The Reconciled Difference
changes <- onet_panel_reconcile(panel, onet_crosswalk_bridge("2019", "2019"))
changes |>
select(
to_soc_code,
element_name,
value_change,
change_type,
from_source_date,
to_source_date,
method_break,
safely_comparable
) |>
arrange(desc(abs(value_change))) |>
head(8) |>
onet_kable()| to_soc_code | element_name | value_change | change_type | from_source_date | to_source_date | method_break | safely_comparable |
|---|---|---|---|---|---|---|---|
| 29-1141 | Problem Sensitivity | 0.30 | recode_or_recalc_flag | 2024-08-01 | 2024-08-01 | FALSE | FALSE |
| 15-1252 | Oral Comprehension | 0.23 | real_update | 2024-07-01 | 2025-07-01 | FALSE | TRUE |
| 41-1011 | Oral Comprehension | 0.15 | real_update | 2024-06-01 | 2025-06-01 | FALSE | TRUE |
| 11-1011 | Oral Comprehension | 0.12 | real_update | 2024-07-01 | 2025-07-01 | TRUE | FALSE |
| 15-1252 | Problem Sensitivity | 0.00 | stale_carryforward | 2024-07-01 | 2024-07-01 | FALSE | TRUE |
| 29-1141 | Oral Comprehension | 0.00 | resampled_stable | 2024-08-01 | 2025-08-01 | FALSE | TRUE |
| 11-1011 | Problem Sensitivity | 0.00 | stale_carryforward | 2024-07-01 | 2024-07-01 | FALSE | TRUE |
Now the same differences have labels. A change without a source-date change is not as strong as a change with fresh source data. A method break should be treated as a warning rather than as clean within-occupation change.
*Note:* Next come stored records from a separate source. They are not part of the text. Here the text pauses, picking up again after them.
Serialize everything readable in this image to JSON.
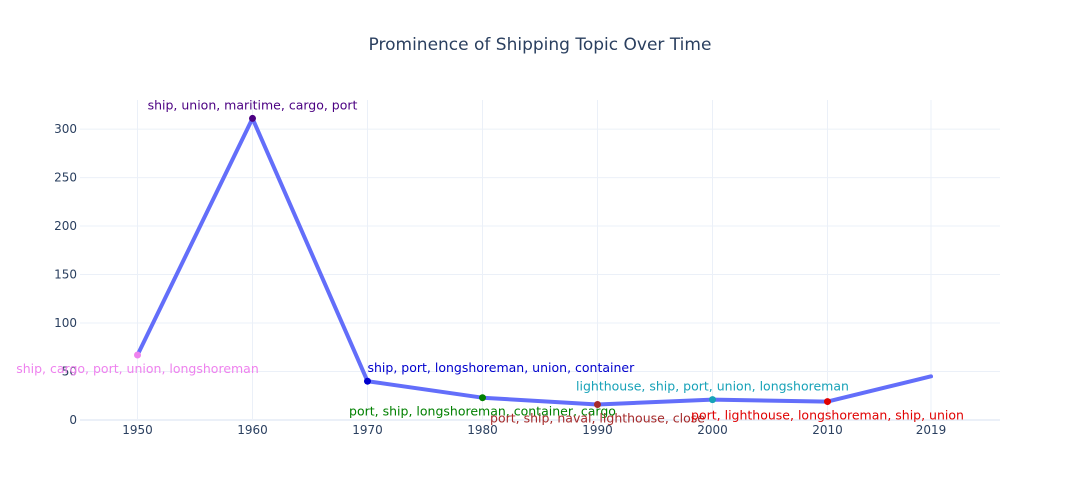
{
  "chart_data": {
    "type": "line",
    "title": "Prominence of Shipping Topic Over Time",
    "xlabel": "",
    "ylabel": "",
    "x": [
      "1950",
      "1960",
      "1970",
      "1980",
      "1990",
      "2000",
      "2010",
      "2019"
    ],
    "xlim": [
      1945,
      2025
    ],
    "ylim": [
      0,
      330
    ],
    "y_ticks": [
      0,
      50,
      100,
      150,
      200,
      250,
      300
    ],
    "grid": true,
    "legend": "none",
    "line_color": "#636efa",
    "series": [
      {
        "values": [
          67,
          311,
          40,
          23,
          16,
          21,
          19,
          45
        ]
      }
    ],
    "points": [
      {
        "x": "1950",
        "y": 67,
        "label": "ship, cargo, port, union, longshoreman",
        "color": "#ee82ee",
        "label_pos": "below"
      },
      {
        "x": "1960",
        "y": 311,
        "label": "ship, union, maritime, cargo, port",
        "color": "#4b0082",
        "label_pos": "above"
      },
      {
        "x": "1970",
        "y": 40,
        "label": "ship, port, longshoreman, union, container",
        "color": "#0000cd",
        "label_pos": "above-right"
      },
      {
        "x": "1980",
        "y": 23,
        "label": "port, ship, longshoreman, container, cargo",
        "color": "#008000",
        "label_pos": "below"
      },
      {
        "x": "1990",
        "y": 16,
        "label": "port, ship, naval, lighthouse, close",
        "color": "#a52a2a",
        "label_pos": "below"
      },
      {
        "x": "2000",
        "y": 21,
        "label": "lighthouse, ship, port, union, longshoreman",
        "color": "#17a2b8",
        "label_pos": "above"
      },
      {
        "x": "2010",
        "y": 19,
        "label": "port, lighthouse, longshoreman, ship, union",
        "color": "#e00000",
        "label_pos": "below"
      }
    ]
  }
}
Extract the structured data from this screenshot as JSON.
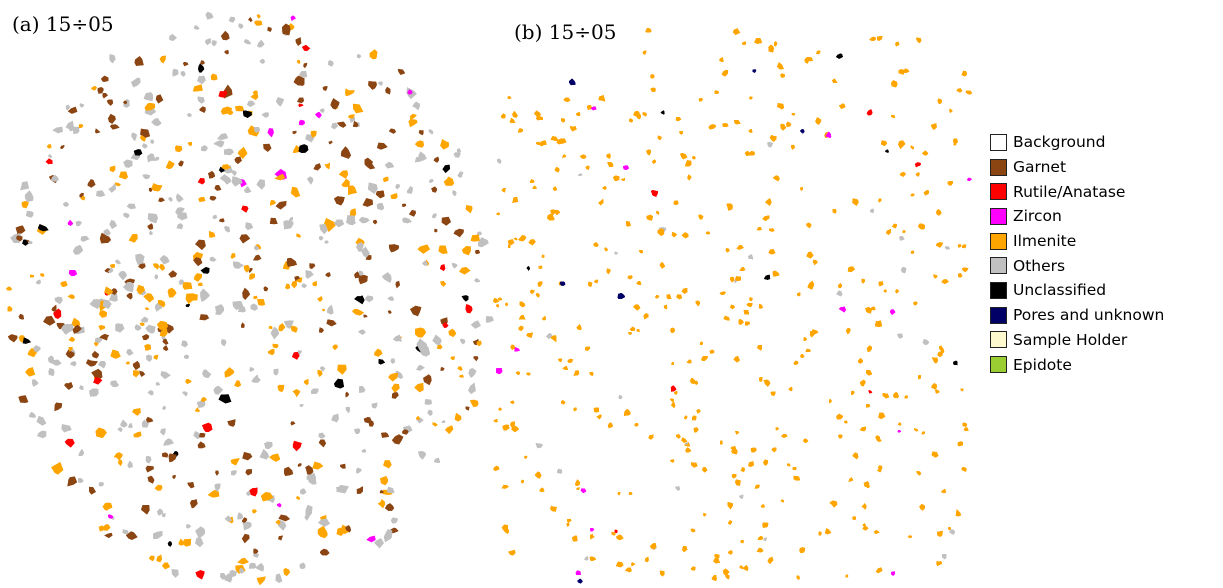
{
  "panels": [
    {
      "label": "(a) 15÷05",
      "dominant": "mixed"
    },
    {
      "label": "(b) 15÷05",
      "dominant": "Ilmenite"
    }
  ],
  "legend": [
    {
      "name": "Background",
      "color": "#ffffff"
    },
    {
      "name": "Garnet",
      "color": "#8b4513"
    },
    {
      "name": "Rutile/Anatase",
      "color": "#ff0000"
    },
    {
      "name": "Zircon",
      "color": "#ff00ff"
    },
    {
      "name": "Ilmenite",
      "color": "#ffa500"
    },
    {
      "name": "Others",
      "color": "#c0c0c0"
    },
    {
      "name": "Unclassified",
      "color": "#000000"
    },
    {
      "name": "Pores and unknown",
      "color": "#000066"
    },
    {
      "name": "Sample Holder",
      "color": "#fffacd"
    },
    {
      "name": "Epidote",
      "color": "#9acd32"
    }
  ]
}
A useful rule of thumb. Use
value_change to find rows worth inspecting, then use
change_type, method_break, and
safely_comparable to decide what those rows can
support.
The Taxonomy Seam
cross_panel <- onet_panel(
"Abilities",
versions = c("24.3", "25.1"),
scale = "IM",
archives = c(
`24.3` = file.path(archive_base, "db_24_3_text"),
`25.1` = file.path(archive_base, "db_25_1_text")
),
release_dates = c(`24.3` = "2020-08-01", `25.1` = "2020-11-01")
)
bridge <- tibble::tibble(
from_vintage = "2010",
to_vintage = "2019",
from_onet_soc_code = c("15-1132.00", "15-1132.00", "29-1141.00"),
to_onet_soc_code = c("15-1252.00", "15-1253.00", "29-1141.00"),
map_type = c("split", "split", "one_to_one"),
crosswalk_weight = c(0.5, 0.5, 1)
)
seam <- onet_panel_reconcile(cross_panel, bridge)
seam |>
select(
from_onet_soc_code,
to_onet_soc_code,
element_name,
change_type,
transition_data,
crosswalk_uncertain,
safely_comparable
) |>
onet_kable()| from_onet_soc_code | to_onet_soc_code | element_name | change_type | transition_data | crosswalk_uncertain | safely_comparable |
|---|---|---|---|---|---|---|
| 15-1132.00 | 15-1252.00 | Oral Comprehension | transition_data | TRUE | TRUE | FALSE |
| 15-1132.00 | 15-1253.00 | Oral Comprehension | transition_data | TRUE | TRUE | FALSE |
| 29-1141.00 | 29-1141.00 | Oral Comprehension | real_update | FALSE | FALSE | TRUE |
| 15-1132.00 | 15-1252.00 | Problem Sensitivity | dropped | FALSE | TRUE | FALSE |
| 15-1132.00 | 15-1253.00 | Problem Sensitivity | dropped | FALSE | TRUE | FALSE |
safe_counts <- seam |>
mutate(comparability = if_else(safely_comparable, "Safe", "Not safe")) |>
count(comparability, name = "rows")
ggplot2::ggplot(safe_counts, ggplot2::aes(
x = comparability,
y = rows,
fill = comparability
)) +
ggplot2::geom_col(width = 0.6, show.legend = FALSE) +
ggplot2::coord_flip() +
ggplot2::scale_fill_manual(
values = c("Safe" = onet2r_colors[["teal"]], "Not safe" = onet2r_colors[["rose"]])
) +
ggplot2::labs(
title = "Taxonomy Seams Reduce Safe Comparisons",
subtitle = "A split occupation carries extra uncertainty even when codes can be bridged.",
x = NULL,
y = "Rows"
) +
onet2r_theme()
Before making a historical claim, ask: Did the value change? Did the source date change? Did the occupation cross a taxonomy seam? Was either row transition data or suppressed? The package gives you those fields so the caveats do not get lost.